Schwäbische Zeitung (Friedrichshafen)
Zugunglück: 101 Menschen verloren damals ihr Leben
Abordnung aus Markdorf und Kluftern fährt zu Gedenkfeier
GMARKDORF - Am Sonntag jährt es sich zum 80. Mal, das schwere Zugunglück zwischen Markdorf und Kluftern, das auf der Gemarkung Lipbach 101 Todesopfer gefordert hat, überwiegend aus den Bereichen Lörrach und Weil am Rhein. Aus der Gemeinde Binzen im Vorderen Kandertal stammten 42 der Toten, dort findet am Sonntag eine Gedenkfeier statt, an der auch der stellvertretende Markdorfer Bürgermeister Dietmar Bitzenhofer und Markdorfs Hauptamtsleiter Klaus Schiele teilnehmen werden. Gemeinsam mit einer Abordnung des Ortschaftsrates Kluftern, fahren sie mit der Bahn ins Markgräflerland.
Für Dietmar Bitzenhofer ist es auch ein sehr persönlicher Anlass, sein Großvater Arthur Bitzenhofer war damals Einsatzleiter beim Roten Kreuz in Markdorf. Der DRK-Helfer Kästle alarmierte Bitzenhofer um 22.30 Uhr, mit dem privaten Auto von Kästle fuhren sie zum Depot, dort wurden Tragen, Decken und Verbandmaterial eingeladen, vorbeikommende Zivilisten wurden aufgefordert weitere DRK-Mitglieder zu benachrichtigen.
Die Kameraden mit dem Sanitätswagen waren bereits vor Ort und hatten die ersten Verletzten eingeladen. Es war ein grausiges Bild, das sich den Helfern im dichten Nebel bot. Licht gab es nur per Taschenlampe. Die meisten Personen waren eingeklemmt, ohne Geräte und Hilfsmittel konnten sie nicht befreit werden. Mit zwei verletzten Jungen fuhren die Helfer ins Markdorfer Krankenhaus, unterwegs alarmierten sie den Feuerwehr-Kommandanten, der sie mit Wehrleuten und Geräten an der Unfallstelle unterstützen sollte.
Im Laufe der Nacht kamen immer mehr Helfer, laut einer Festschrift des DRK waren es allein aus Markdorf fast 60 Rot-Kreuz-Helfer und
Helferinnen. Nach dem Einsatz halfen sie im Krankenhaus, um die vielen Verletzten zu betreuen.
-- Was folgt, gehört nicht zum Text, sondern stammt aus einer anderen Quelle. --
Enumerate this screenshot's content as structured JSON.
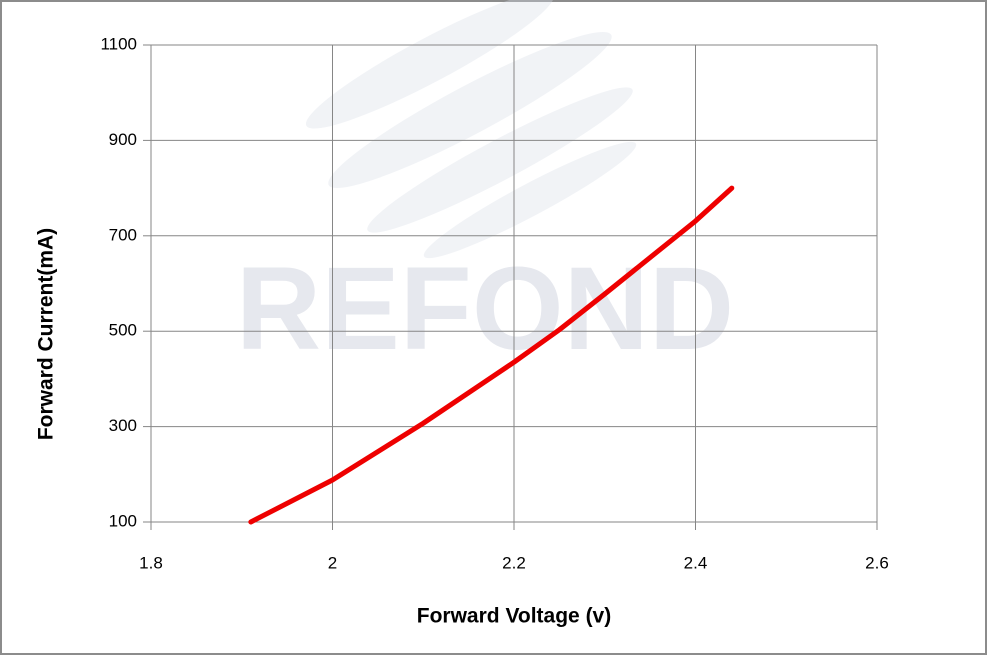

Am 24. Dezember waren sie wieder gefordert, als die Angehörigen anreisten, um die Toten zu identifizieren. Am ersten Feiertag fand dann eine große Trauerfeier auf dem Marktplatz statt.
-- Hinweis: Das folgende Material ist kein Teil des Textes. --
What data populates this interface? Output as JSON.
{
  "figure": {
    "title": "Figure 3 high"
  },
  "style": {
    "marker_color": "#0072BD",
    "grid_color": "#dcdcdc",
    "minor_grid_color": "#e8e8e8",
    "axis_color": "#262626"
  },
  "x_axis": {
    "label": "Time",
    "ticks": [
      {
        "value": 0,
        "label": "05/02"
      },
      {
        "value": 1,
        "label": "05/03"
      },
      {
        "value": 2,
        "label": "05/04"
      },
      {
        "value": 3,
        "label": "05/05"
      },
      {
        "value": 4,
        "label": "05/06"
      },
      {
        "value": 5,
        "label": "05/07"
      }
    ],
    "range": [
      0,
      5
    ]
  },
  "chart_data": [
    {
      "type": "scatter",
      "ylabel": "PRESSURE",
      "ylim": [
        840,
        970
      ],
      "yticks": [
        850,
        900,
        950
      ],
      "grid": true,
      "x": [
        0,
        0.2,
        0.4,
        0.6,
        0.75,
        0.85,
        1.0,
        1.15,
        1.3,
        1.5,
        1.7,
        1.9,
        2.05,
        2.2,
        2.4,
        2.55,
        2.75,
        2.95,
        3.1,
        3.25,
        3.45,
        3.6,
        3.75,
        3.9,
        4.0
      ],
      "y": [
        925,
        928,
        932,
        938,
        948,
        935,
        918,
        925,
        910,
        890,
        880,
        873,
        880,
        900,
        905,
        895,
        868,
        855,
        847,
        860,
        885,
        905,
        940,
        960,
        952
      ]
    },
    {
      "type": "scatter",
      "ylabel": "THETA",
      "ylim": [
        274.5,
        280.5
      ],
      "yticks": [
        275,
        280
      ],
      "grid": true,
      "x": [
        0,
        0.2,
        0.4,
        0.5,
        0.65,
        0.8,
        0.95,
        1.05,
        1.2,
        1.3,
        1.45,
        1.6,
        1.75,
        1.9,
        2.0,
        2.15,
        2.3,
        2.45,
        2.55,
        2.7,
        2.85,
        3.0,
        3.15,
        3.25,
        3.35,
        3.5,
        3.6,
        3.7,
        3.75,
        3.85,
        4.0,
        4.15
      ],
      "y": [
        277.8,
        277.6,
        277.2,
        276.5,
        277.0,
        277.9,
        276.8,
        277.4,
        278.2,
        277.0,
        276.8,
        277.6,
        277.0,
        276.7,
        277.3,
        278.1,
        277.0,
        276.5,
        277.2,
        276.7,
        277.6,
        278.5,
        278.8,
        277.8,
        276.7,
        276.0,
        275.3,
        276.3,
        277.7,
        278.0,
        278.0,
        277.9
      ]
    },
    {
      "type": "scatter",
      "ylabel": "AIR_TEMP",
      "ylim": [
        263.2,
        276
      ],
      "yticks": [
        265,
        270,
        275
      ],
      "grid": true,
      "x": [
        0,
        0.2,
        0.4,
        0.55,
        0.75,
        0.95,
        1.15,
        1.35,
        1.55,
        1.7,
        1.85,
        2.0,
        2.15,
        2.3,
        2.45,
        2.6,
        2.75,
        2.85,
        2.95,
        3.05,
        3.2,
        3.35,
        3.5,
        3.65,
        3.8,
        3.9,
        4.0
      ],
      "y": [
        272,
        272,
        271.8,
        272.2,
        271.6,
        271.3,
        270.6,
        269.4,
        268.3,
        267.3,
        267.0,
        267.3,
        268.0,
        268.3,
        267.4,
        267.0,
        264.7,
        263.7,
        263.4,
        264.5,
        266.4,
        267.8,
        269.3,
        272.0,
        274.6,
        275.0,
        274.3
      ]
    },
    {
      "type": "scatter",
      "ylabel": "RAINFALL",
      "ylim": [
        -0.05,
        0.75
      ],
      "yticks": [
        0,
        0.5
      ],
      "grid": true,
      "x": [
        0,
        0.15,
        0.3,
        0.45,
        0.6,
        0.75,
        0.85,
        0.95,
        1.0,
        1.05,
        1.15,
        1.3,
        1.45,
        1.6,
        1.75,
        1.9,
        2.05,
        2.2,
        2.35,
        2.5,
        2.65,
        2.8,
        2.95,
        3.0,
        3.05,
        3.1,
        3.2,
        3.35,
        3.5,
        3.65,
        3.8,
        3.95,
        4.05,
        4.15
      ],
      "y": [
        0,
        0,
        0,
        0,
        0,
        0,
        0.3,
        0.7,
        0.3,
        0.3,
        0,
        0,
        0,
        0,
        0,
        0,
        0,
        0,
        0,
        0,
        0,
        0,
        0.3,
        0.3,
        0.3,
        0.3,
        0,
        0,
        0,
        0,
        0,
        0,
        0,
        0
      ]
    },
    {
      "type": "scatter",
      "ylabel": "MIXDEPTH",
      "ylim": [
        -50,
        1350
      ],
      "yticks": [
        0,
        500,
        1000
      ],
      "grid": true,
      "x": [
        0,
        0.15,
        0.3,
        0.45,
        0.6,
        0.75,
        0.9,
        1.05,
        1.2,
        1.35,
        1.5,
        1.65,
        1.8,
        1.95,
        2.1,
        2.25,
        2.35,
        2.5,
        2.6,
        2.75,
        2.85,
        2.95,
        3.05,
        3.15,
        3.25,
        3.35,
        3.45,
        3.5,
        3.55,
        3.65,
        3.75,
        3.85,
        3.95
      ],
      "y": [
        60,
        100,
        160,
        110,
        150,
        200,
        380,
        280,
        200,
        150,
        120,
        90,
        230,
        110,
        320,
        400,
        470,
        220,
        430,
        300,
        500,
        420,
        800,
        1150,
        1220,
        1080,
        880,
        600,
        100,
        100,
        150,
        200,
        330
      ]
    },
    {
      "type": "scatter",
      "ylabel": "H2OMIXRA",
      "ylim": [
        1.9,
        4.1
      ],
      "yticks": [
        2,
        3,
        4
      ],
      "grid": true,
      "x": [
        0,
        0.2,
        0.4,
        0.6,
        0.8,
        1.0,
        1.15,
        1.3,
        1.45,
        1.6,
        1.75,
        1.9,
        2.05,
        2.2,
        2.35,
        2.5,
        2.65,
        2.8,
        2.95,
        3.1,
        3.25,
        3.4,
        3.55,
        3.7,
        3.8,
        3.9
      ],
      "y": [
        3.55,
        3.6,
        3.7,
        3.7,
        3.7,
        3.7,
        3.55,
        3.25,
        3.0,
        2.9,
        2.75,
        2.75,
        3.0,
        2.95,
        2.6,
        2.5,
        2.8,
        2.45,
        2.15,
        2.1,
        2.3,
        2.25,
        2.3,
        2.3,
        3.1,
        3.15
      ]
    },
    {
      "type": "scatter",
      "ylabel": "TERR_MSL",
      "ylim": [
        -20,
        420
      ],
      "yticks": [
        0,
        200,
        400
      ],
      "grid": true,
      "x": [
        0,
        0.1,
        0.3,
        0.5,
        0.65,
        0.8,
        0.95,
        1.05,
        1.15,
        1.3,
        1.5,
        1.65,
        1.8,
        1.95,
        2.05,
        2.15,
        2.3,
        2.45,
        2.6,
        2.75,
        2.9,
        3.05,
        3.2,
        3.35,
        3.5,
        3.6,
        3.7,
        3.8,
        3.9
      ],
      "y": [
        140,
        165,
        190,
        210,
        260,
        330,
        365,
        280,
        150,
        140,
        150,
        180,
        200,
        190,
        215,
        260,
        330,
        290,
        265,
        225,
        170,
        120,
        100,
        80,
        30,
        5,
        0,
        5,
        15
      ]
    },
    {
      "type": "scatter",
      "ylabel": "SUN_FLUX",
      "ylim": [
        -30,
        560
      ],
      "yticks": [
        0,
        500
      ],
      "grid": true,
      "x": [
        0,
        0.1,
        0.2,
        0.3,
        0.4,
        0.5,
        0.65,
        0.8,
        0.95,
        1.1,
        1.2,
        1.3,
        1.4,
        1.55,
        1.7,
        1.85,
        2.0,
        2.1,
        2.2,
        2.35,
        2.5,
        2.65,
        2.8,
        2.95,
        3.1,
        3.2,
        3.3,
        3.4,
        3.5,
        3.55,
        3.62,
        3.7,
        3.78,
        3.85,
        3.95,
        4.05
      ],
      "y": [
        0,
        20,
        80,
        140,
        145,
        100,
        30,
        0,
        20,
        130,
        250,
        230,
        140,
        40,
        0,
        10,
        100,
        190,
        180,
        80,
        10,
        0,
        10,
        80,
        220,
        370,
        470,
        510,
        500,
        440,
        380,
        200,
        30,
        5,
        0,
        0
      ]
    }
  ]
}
Was war passiert? Ein Sonderzug von Oberstdorf war in westliche Richtung nach Müllheim unterwegs. Im Zug befanden sich etwa 700 Fahrgäste aus dem Markgräflerland, die im September aufgrund des Beginns des Zweiten Weltkriegs von der französischen Grenze in das Allgäu evakuiert worden waren. Zu Weihnachten sollten sie wieder zu Hause sein. Der täglich verkehrende Kohlezug fuhr in östlicher Richtung auf der eingleisigen Strecke. Die Fahrdienstleiter in Markdorf und Kluftern waren abgelenkt, hatten den angekündigten Sonderzug vergessen, so dass es zu dem tragischen Unglück kam. Hinzu kam der dichte Nebel und wegen der Verdunkelung waren die Lokomotiven nur spärlich beleuchtet. Eine Notbremsung des Personenzuges konnte das Unglück nicht verhindern. Die beiden ersten Wagen des Personenzuges waren komplett zerstört, der Tender lag auf dem ersten Wagen. Heute erinnert ein Gedenkstein, wenige Meter neben dem Gleis, in Lipbach an das schreckliche Unglück und die vielen Toten und Verletzten. Der 22. Dezember 1939 war ein „schwarzer Tag“für die Deutsche Bahn, im Bahnhof Genthin, bei Magdeburg, ereignete sich ebenfalls ein schweres Eisenbahn-Unglück, dort fanden 187 Menschen den Tod.
Mit einem Gottesdienst in der
wird am Sonntag der Opfer von 1939 gedacht. Nach dem um 10.30 Uhr beginnenden Gottesdienst ist ein Empfang vorgesehen.